The school board in Culpeper County, Va., unanimously approved a motion to offer free firearm- and hunter-safety education to middle-school students and voted 5-2 to further explore the idea of using the NRA Eddie Eagle GunSafe program in elementary schools.

“The more we educate our young people on how to safely handle a firearm and what to do when you encounter one, the safer our children will be,” Marshall Keene, the school board member who proposed both motions and who is chair of the Culpeper County Republican Party, told America’s 1st Freedom. “Culpeper is still a rural community with the vast majority of homeowners owning firearms. The chances a student will encounter a firearm are very likely. So, by educating them, it kills the curiosity and may prevent an accidental shooting.”

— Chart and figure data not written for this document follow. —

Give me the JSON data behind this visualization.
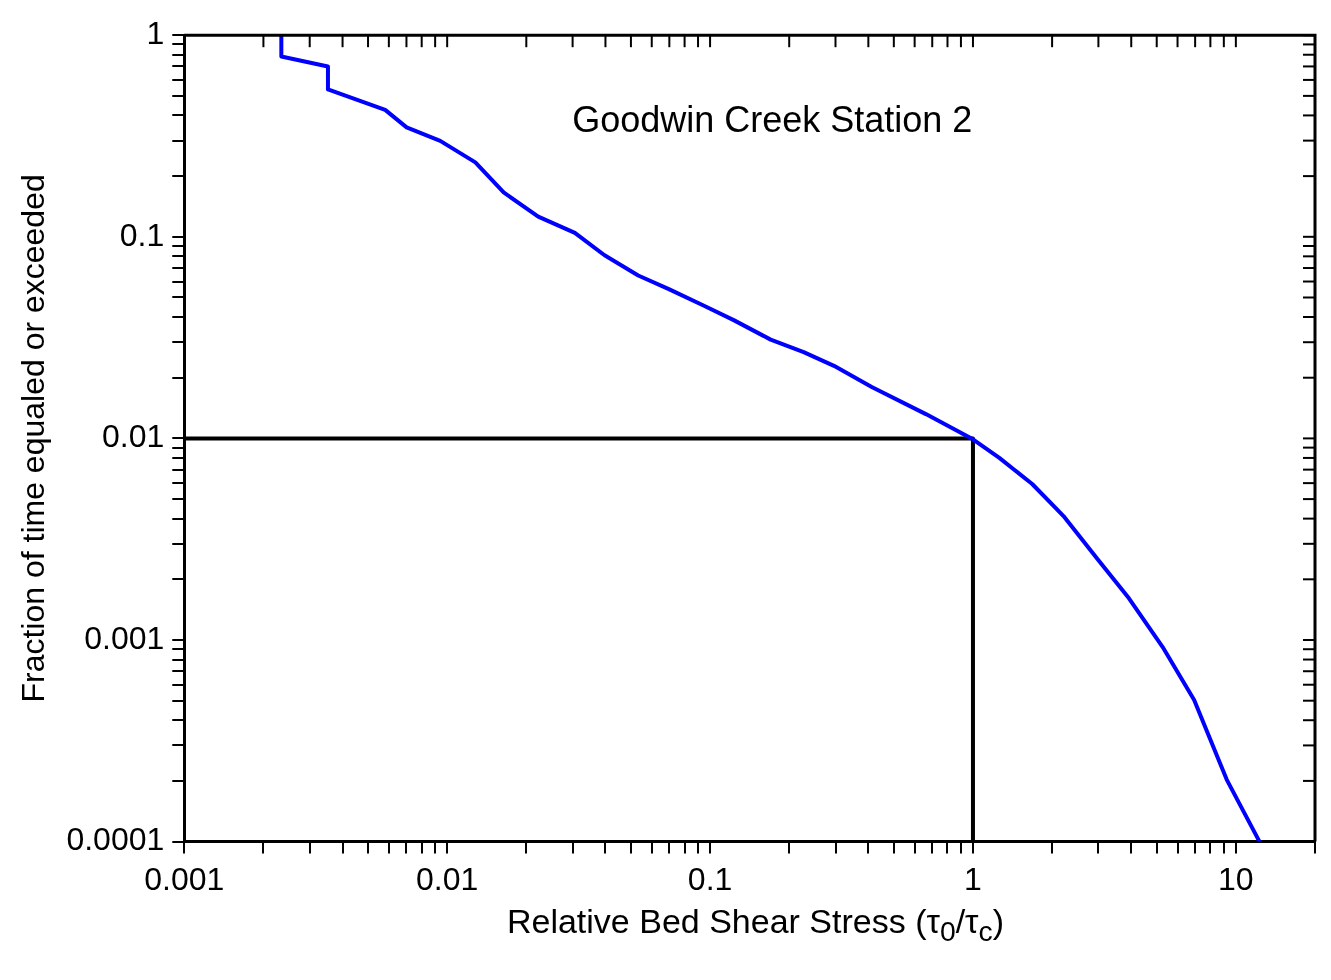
{
  "chart_data": {
    "type": "line",
    "xlabel": "Relative Bed Shear Stress (τ$_{0}$/τ$_{c}$)",
    "ylabel": "Fraction of time equaled or exceeded",
    "annotations": [
      "Goodwin Creek Station 2"
    ],
    "log": "xy",
    "grid": false,
    "legend": false,
    "marker": "none",
    "line_style": "solid",
    "xlim": [
      0.001,
      20
    ],
    "ylim": [
      0.0001,
      1
    ],
    "xticks": [
      0.001,
      {
        "value": 0.002,
        "label": null
      },
      {
        "value": 0.003,
        "label": null
      },
      {
        "value": 0.004,
        "label": null
      },
      {
        "value": 0.005,
        "label": null
      },
      {
        "value": 0.006,
        "label": null
      },
      {
        "value": 0.007,
        "label": null
      },
      {
        "value": 0.008,
        "label": null
      },
      {
        "value": 0.009,
        "label": null
      },
      0.01,
      {
        "value": 0.02,
        "label": null
      },
      {
        "value": 0.03,
        "label": null
      },
      {
        "value": 0.04,
        "label": null
      },
      {
        "value": 0.05,
        "label": null
      },
      {
        "value": 0.06,
        "label": null
      },
      {
        "value": 0.07,
        "label": null
      },
      {
        "value": 0.08,
        "label": null
      },
      {
        "value": 0.09,
        "label": null
      },
      0.1,
      {
        "value": 0.2,
        "label": null
      },
      {
        "value": 0.3,
        "label": null
      },
      {
        "value": 0.4,
        "label": null
      },
      {
        "value": 0.5,
        "label": null
      },
      {
        "value": 0.6,
        "label": null
      },
      {
        "value": 0.7,
        "label": null
      },
      {
        "value": 0.8,
        "label": null
      },
      {
        "value": 0.9,
        "label": null
      },
      1,
      {
        "value": 2,
        "label": null
      },
      {
        "value": 3,
        "label": null
      },
      {
        "value": 4,
        "label": null
      },
      {
        "value": 5,
        "label": null
      },
      {
        "value": 6,
        "label": null
      },
      {
        "value": 7,
        "label": null
      },
      {
        "value": 8,
        "label": null
      },
      {
        "value": 9,
        "label": null
      },
      10,
      {
        "value": 20,
        "label": null
      }
    ],
    "yticks": [
      0.0001,
      {
        "value": 0.0002,
        "label": null
      },
      {
        "value": 0.0003,
        "label": null
      },
      {
        "value": 0.0004,
        "label": null
      },
      {
        "value": 0.0005,
        "label": null
      },
      {
        "value": 0.0006,
        "label": null
      },
      {
        "value": 0.0007,
        "label": null
      },
      {
        "value": 0.0008,
        "label": null
      },
      {
        "value": 0.0009,
        "label": null
      },
      0.001,
      {
        "value": 0.002,
        "label": null
      },
      {
        "value": 0.003,
        "label": null
      },
      {
        "value": 0.004,
        "label": null
      },
      {
        "value": 0.005,
        "label": null
      },
      {
        "value": 0.006,
        "label": null
      },
      {
        "value": 0.007,
        "label": null
      },
      {
        "value": 0.008,
        "label": null
      },
      {
        "value": 0.009,
        "label": null
      },
      0.01,
      {
        "value": 0.02,
        "label": null
      },
      {
        "value": 0.03,
        "label": null
      },
      {
        "value": 0.04,
        "label": null
      },
      {
        "value": 0.05,
        "label": null
      },
      {
        "value": 0.06,
        "label": null
      },
      {
        "value": 0.07,
        "label": null
      },
      {
        "value": 0.08,
        "label": null
      },
      {
        "value": 0.09,
        "label": null
      },
      0.1,
      {
        "value": 0.2,
        "label": null
      },
      {
        "value": 0.3,
        "label": null
      },
      {
        "value": 0.4,
        "label": null
      },
      {
        "value": 0.5,
        "label": null
      },
      {
        "value": 0.6,
        "label": null
      },
      {
        "value": 0.7,
        "label": null
      },
      {
        "value": 0.8,
        "label": null
      },
      {
        "value": 0.9,
        "label": null
      },
      1
    ],
    "series": [
      {
        "color": "#0000ff",
        "x": [
          0.00234,
          0.00234,
          0.00352,
          0.00352,
          0.00581,
          0.00701,
          0.00941,
          0.0128,
          0.0164,
          0.0222,
          0.0306,
          0.0397,
          0.0533,
          0.0697,
          0.0944,
          0.123,
          0.17,
          0.227,
          0.296,
          0.412,
          0.662,
          1.0,
          1.26,
          1.68,
          2.21,
          2.97,
          3.92,
          5.26,
          6.94,
          9.23,
          12.3
        ],
        "values": [
          1,
          0.784,
          0.7,
          0.538,
          0.426,
          0.349,
          0.299,
          0.234,
          0.166,
          0.126,
          0.1045,
          0.081,
          0.0643,
          0.055,
          0.0456,
          0.0386,
          0.0309,
          0.0268,
          0.0229,
          0.018,
          0.0132,
          0.0099,
          0.008,
          0.00594,
          0.00412,
          0.00253,
          0.00161,
          0.000925,
          0.000504,
          0.000203,
          0.0001
        ]
      },
      {
        "color": "#000000",
        "x": [
          0.001,
          1,
          1
        ],
        "values": [
          0.01,
          0.01,
          0.0001
        ]
      }
    ]
  }
}
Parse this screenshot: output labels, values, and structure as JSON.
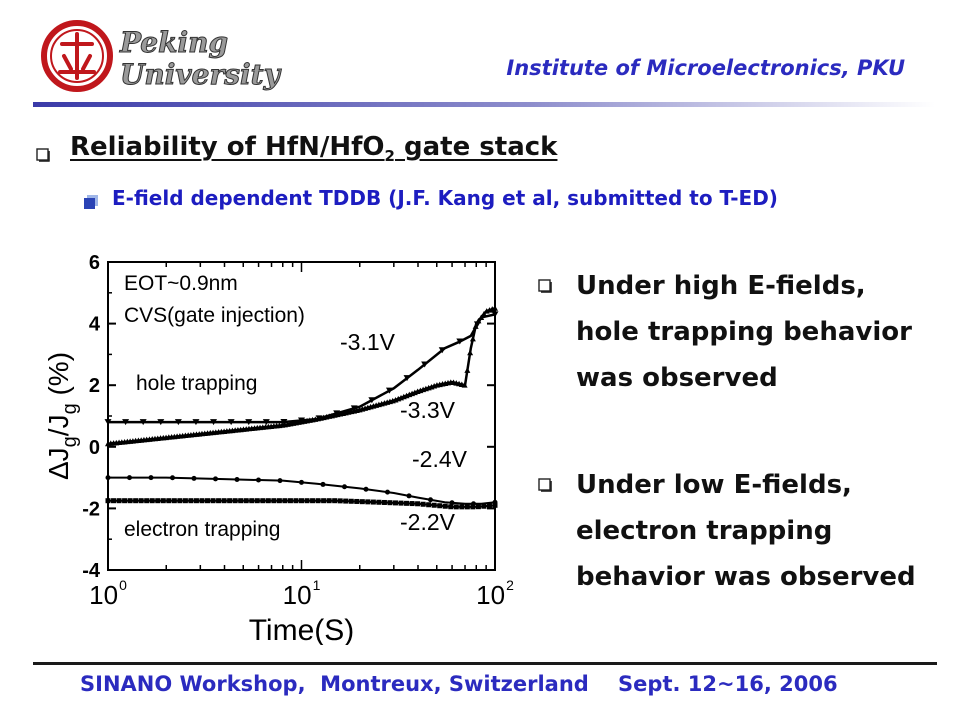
{
  "header": {
    "logo_text": [
      "Peking",
      "University"
    ],
    "institute": "Institute of Microelectronics, PKU"
  },
  "title": {
    "main": "Reliability of HfN/HfO",
    "sub": "2",
    "main_end": " gate stack",
    "subheading": "E-field dependent TDDB (J.F. Kang et al, submitted to T-ED)"
  },
  "bullets": [
    {
      "text": "Under high E-fields, hole trapping behavior was observed"
    },
    {
      "text": "Under low E-fields, electron trapping behavior was observed"
    }
  ],
  "footer": {
    "text": "SINANO Workshop,  Montreux, Switzerland    Sept. 12~16, 2006"
  },
  "colors": {
    "accent": "#2b2bbf",
    "rule": "#3a3aa8",
    "logo_red": "#c0171c"
  },
  "chart_data": {
    "type": "line",
    "xscale": "log",
    "xlim": [
      1,
      100
    ],
    "ylim": [
      -4,
      6
    ],
    "xlabel": "Time(S)",
    "ylabel": "ΔJ_g/J_g (%)",
    "x_ticks": [
      "10^0",
      "10^1",
      "10^2"
    ],
    "y_ticks": [
      "-4",
      "-2",
      "0",
      "2",
      "4",
      "6"
    ],
    "annotations": [
      "EOT~0.9nm",
      "CVS(gate injection)",
      "hole trapping",
      "electron trapping"
    ],
    "series": [
      {
        "name": "-3.1V",
        "x": [
          1,
          2,
          4,
          8,
          12,
          20,
          30,
          40,
          55,
          65,
          75,
          85,
          100
        ],
        "y": [
          0.8,
          0.8,
          0.8,
          0.8,
          0.9,
          1.3,
          1.9,
          2.5,
          3.2,
          3.4,
          3.6,
          4.2,
          4.3
        ]
      },
      {
        "name": "-3.3V",
        "x": [
          1,
          2,
          4,
          8,
          12,
          20,
          30,
          40,
          50,
          60,
          70,
          75,
          80,
          90,
          100
        ],
        "y": [
          0.1,
          0.3,
          0.5,
          0.7,
          0.9,
          1.2,
          1.5,
          1.8,
          2.0,
          2.1,
          2.0,
          3.2,
          4.0,
          4.4,
          4.5
        ]
      },
      {
        "name": "-2.4V",
        "x": [
          1,
          2,
          4,
          8,
          12,
          20,
          30,
          40,
          55,
          70,
          85,
          100
        ],
        "y": [
          -1.0,
          -1.0,
          -1.05,
          -1.1,
          -1.2,
          -1.35,
          -1.5,
          -1.65,
          -1.8,
          -1.85,
          -1.85,
          -1.8
        ]
      },
      {
        "name": "-2.2V",
        "x": [
          1,
          2,
          4,
          8,
          15,
          25,
          40,
          60,
          80,
          100
        ],
        "y": [
          -1.75,
          -1.75,
          -1.75,
          -1.75,
          -1.75,
          -1.8,
          -1.85,
          -1.95,
          -1.95,
          -1.9
        ]
      }
    ]
  }
}
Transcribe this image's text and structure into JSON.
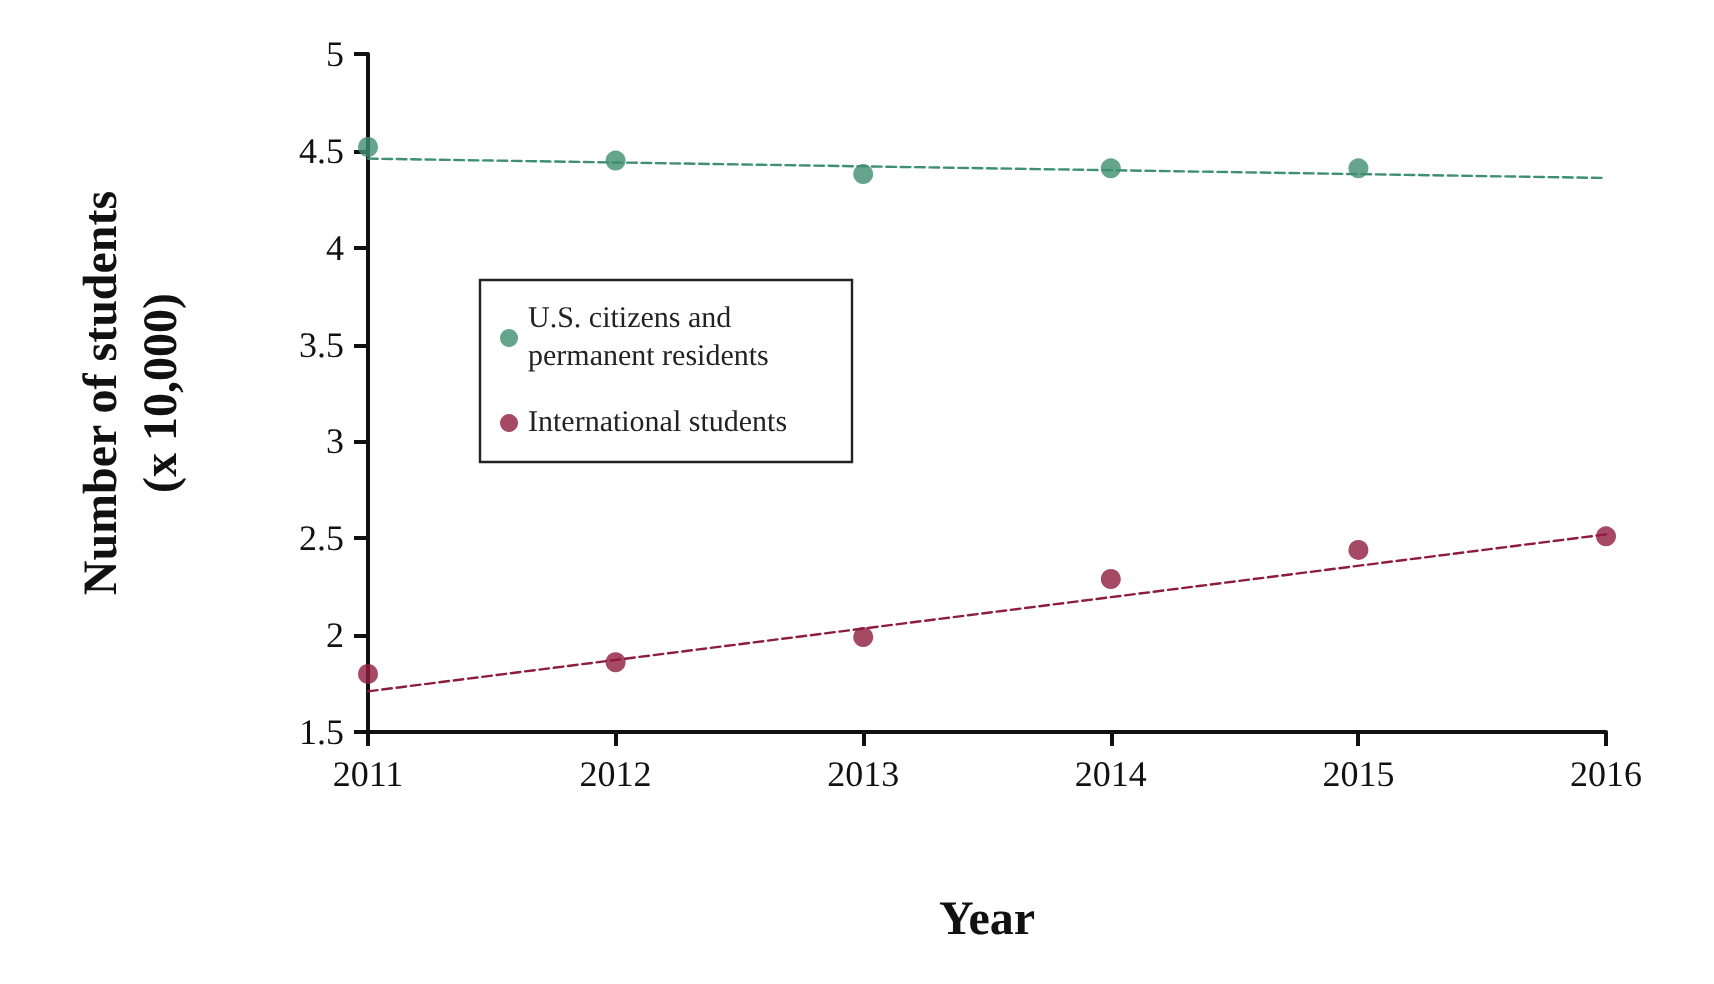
{
  "chart_data": {
    "type": "scatter",
    "xlabel": "Year",
    "ylabel": "Number of students\n(x 10,000)",
    "series": [
      {
        "name": "U.S. citizens and permanent residents",
        "color": "#3f8f72",
        "x": [
          2011,
          2012,
          2013,
          2014,
          2015
        ],
        "values": [
          4.52,
          4.45,
          4.38,
          4.41,
          4.41
        ]
      },
      {
        "name": "International students",
        "color": "#8e1c3f",
        "x": [
          2011,
          2012,
          2013,
          2014,
          2015,
          2016
        ],
        "values": [
          1.8,
          1.86,
          1.99,
          2.29,
          2.44,
          2.51
        ]
      },
      {
        "type": "line",
        "color": "#3f8f72",
        "x": [
          2011,
          2016
        ],
        "values": [
          4.46,
          4.36
        ],
        "line_style": "dashed",
        "marker": "none"
      },
      {
        "type": "line",
        "color": "#8e1c3f",
        "x": [
          2011,
          2016
        ],
        "values": [
          1.71,
          2.52
        ],
        "line_style": "dashed",
        "marker": "none"
      }
    ],
    "xlim": [
      2011,
      2016
    ],
    "xticks": [
      2011,
      2012,
      2013,
      2014,
      2015,
      2016
    ],
    "ylim": [
      1.5,
      5
    ],
    "yticks": [
      1.5,
      2,
      2.5,
      3,
      3.5,
      4,
      4.5,
      5
    ],
    "grid": false,
    "legend": "top left",
    "marker": "circle"
  }
}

The NRA Eddie Eagle program the school board is considering for elementary school students teaches them what to do if they encounter a firearm. (Stop! Don’t touch. Run away. Tell a grown-up.) Keene noted in a Facebook post that Virginia code 22.1-204.1, Firearm safety education program, which specifies what topics elementary school firearm-safety programs must teach when instituted, specifically includes the Eddie Eagle safety rules.

“The Eddie Eagle program has been helping schools teach firearm accident prevention for over 30 years, and we are thrilled to possibly be able to help the children of Culpepper County learn Eddie’s safety message and help keep them safe,” said Eric Lipp, the NRA’s community outreach national manager. “The Eddie Eagle program has one mission, and that’s helping children stay safe, which we hope all elementary schools can support.”

The Eddie Eagle GunSafe program was recognized in the Journal of Emergency Nursing Online as the best of the 80 gun-accident prevention programs they evaluated in 2001. It has also been honored or endorsed by such groups as the National Sheriffs’ Association, the U.S. Department of Justice Office of Juvenile Justice and Delinquency Prevention and the Association of American Educators.

Volunteer instructors with the Virginia Department of Game and Inland Fisheries will conduct Culpeper County’s approved firearm- and hunter-safety-education program, which will likely be offered after school hours starting next Fall.

Culpeper County is located 60 miles southwest of Washington, D.C. and has an estimated population of 52,000. The county became a Second Amendment sanctuary on Dec. 3, 2019 (there are now 91 such counties of 95 in Virginia). The county’s sheriff, Scott Jenkins, also made national news when he said he would deputize “thousands” of law-abiding gun owners to protect their Second Amendment rights from the slew of gun-control legislation newly elected Democrats had proposed in Virginia.